This will undoubtedly be a more difficult post for me to write than the two more wild posts that have preceded it. What has been happening is that I have been coming to terms with how severely my personal issues of the past six months have completely interfered with the discipline I need to move forward with my larger creative projects.
When I first moved into the Friendship Apartments on July 27th of last year, it seemed an incredible godsend. This was especially the case when compared with my previous “place of residence.” I had been on the streets for three years consistently in Berkeley prior to that, and for twelve years I had been homeless off-and-on in Berkeley and other towns. That a trustworthy landlord even appeared who would trust me with a one-year lease on an apartment was remarkable. So I cannot claim that Friendship Square has not been a blessing of tremendous magnitude.
However, something began to change within me, maybe not exactly on March 4th, when I reached the “pinnacle” described in the previous entry, but in a gradual way following that date. Whereas before, my studio apartment had been a place of refuge and solitude, it gradually became on open door to all the social activities I eventually found among those who also took up residence in the Friendship Apartments. I’m not sure how to describe what happened to me, other than to say that my loneliness eventually superseded my aloneness.
The blessing of aloneness had been in solitude, seclusion, and sanctuary. I found creative asylum in aloneness, and I proceeded with the Berkeley Music and the Babylon Script with a disciplined fury, only taking Sundays off from my writing. Slowly, however, the blessing of solitude was transformed into a curse of loneliness. I began to interact with whoever happened to be nearby, often another lonely person like myself. I honestly think I did not even realize that I was lonely. I doubt that many of the other men in my building were in touch with their loneliness either. It isn’t easy, after all, for a man to admit that he has such feelings.
Before I knew it, I had befriended every man, and most of the women, in the Friendship Apartments. It seemed they were called the “Friendship Apartments” for a reason. Much reveling took place. I would sometimes wake up in the morning wondering what I had done with myself. At this point, I am certain I need say no more.

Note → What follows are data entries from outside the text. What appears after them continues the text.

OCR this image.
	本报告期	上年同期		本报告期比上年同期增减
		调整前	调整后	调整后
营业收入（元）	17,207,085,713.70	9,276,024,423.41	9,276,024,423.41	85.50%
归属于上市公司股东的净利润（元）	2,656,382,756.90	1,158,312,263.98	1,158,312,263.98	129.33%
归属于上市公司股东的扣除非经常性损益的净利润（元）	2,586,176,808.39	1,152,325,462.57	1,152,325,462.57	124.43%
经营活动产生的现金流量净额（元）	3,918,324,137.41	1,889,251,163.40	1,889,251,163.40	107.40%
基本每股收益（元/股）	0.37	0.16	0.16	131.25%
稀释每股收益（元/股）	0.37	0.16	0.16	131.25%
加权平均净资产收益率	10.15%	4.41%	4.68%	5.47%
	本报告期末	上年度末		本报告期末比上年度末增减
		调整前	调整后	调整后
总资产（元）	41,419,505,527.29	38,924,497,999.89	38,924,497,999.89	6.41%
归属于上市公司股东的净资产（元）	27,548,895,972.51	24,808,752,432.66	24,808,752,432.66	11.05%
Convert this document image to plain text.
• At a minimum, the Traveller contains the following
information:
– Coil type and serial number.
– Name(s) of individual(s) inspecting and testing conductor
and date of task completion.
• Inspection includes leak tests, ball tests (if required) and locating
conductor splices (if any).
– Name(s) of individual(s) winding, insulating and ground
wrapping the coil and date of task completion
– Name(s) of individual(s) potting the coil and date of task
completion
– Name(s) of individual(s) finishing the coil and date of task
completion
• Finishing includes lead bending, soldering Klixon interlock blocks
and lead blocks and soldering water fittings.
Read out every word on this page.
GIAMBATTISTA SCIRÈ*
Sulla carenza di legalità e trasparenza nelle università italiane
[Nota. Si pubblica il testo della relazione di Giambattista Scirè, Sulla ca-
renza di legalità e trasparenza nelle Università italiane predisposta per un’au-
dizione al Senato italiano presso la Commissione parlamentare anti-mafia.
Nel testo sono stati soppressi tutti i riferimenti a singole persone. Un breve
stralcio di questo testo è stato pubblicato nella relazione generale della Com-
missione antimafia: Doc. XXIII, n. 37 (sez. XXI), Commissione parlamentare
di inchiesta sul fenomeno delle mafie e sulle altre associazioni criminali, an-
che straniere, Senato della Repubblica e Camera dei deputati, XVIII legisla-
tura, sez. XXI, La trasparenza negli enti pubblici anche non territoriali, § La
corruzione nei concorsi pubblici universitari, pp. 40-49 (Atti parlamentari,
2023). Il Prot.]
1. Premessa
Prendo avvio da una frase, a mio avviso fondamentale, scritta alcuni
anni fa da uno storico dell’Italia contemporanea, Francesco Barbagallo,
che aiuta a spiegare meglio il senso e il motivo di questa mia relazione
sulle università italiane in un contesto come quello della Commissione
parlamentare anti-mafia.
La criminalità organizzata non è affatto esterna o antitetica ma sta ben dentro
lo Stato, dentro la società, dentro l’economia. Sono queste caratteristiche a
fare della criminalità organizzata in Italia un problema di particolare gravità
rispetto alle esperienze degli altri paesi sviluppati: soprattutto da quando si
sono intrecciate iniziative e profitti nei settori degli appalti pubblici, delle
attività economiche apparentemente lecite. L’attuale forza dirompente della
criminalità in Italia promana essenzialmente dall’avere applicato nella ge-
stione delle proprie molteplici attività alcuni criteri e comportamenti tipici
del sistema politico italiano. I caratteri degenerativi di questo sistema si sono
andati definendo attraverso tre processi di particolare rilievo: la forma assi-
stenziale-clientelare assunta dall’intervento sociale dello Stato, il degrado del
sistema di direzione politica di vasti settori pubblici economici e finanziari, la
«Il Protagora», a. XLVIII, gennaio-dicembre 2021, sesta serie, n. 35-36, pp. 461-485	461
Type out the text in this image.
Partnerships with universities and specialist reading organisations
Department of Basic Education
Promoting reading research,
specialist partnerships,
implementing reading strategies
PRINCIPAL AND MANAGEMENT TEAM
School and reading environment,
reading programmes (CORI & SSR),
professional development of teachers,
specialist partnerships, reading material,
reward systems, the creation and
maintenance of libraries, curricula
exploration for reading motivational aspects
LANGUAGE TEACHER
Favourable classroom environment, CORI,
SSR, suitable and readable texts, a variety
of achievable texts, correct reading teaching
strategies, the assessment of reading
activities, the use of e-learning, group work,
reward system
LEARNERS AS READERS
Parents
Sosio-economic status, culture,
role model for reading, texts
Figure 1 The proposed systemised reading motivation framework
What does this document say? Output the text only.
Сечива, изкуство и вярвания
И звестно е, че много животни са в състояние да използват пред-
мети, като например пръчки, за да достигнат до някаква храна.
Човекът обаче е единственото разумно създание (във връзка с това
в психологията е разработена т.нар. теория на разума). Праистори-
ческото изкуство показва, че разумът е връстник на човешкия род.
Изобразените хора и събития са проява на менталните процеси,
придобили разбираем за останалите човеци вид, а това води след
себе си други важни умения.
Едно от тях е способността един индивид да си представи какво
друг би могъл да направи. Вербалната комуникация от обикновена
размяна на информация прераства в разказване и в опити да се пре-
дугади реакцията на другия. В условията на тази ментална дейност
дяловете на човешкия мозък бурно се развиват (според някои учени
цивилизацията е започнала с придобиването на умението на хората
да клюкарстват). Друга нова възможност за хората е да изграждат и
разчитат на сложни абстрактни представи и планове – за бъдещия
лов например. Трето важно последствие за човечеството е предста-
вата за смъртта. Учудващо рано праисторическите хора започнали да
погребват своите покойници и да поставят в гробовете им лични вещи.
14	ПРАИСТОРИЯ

My pastor at my church had become concerned, along with those few members of the community whom I had truly befriended, including Young Paul down at the Bagel Shop. We were all decidedly looking for a new and better place for me to stay, even as I was clinging to the model of Friendship Square as the answer to years of prayers I prayed on the streets, praying only that God would grant me “a window, a lock on the door, and a power outlet.” After being homeless for so long, I was convinced that this was all I would need to be happy.
I got on a list for subsidized Senior housing. Then, just yesterday, something came up. It’s a two bedroom apartment, actually, for only $318/mo. It’s in a good area, near Paradise Path where I run, and near the Safeway at the East Side Mall. It’s off the beaten trail of the student partying at the Main Street pubs, as well as the more insidious, invisible “tweaker” scene that lurks menacingly all around the current block. It isn’t at all a certainty yet, but I feel a real hope about this option. Also, if it falls through, Young Paul has offered to let me take over the lease on his one-bedroom apartment (also in an excellent location) as soon as he and a roommate move into their two-bedroom. So it seems fail-safe.
If any of you are the praying types, please pray about this. I believe that, while it may not exactly “solve” my problems, it will put me in an environment much more conducive to their being solved. And in any case, I awoke this morning feeling that some unweildy burden had been lifted from me overnight. I am no longer so “wild,” nor have I been contemplating the unfeasible. It is entirely possible that, the next time you hear from me, I will be standing on higher, more fertile, ground.
“The night is far gone; the day is at hand. So then let us cast off the works of darkness and put on the armor of light.”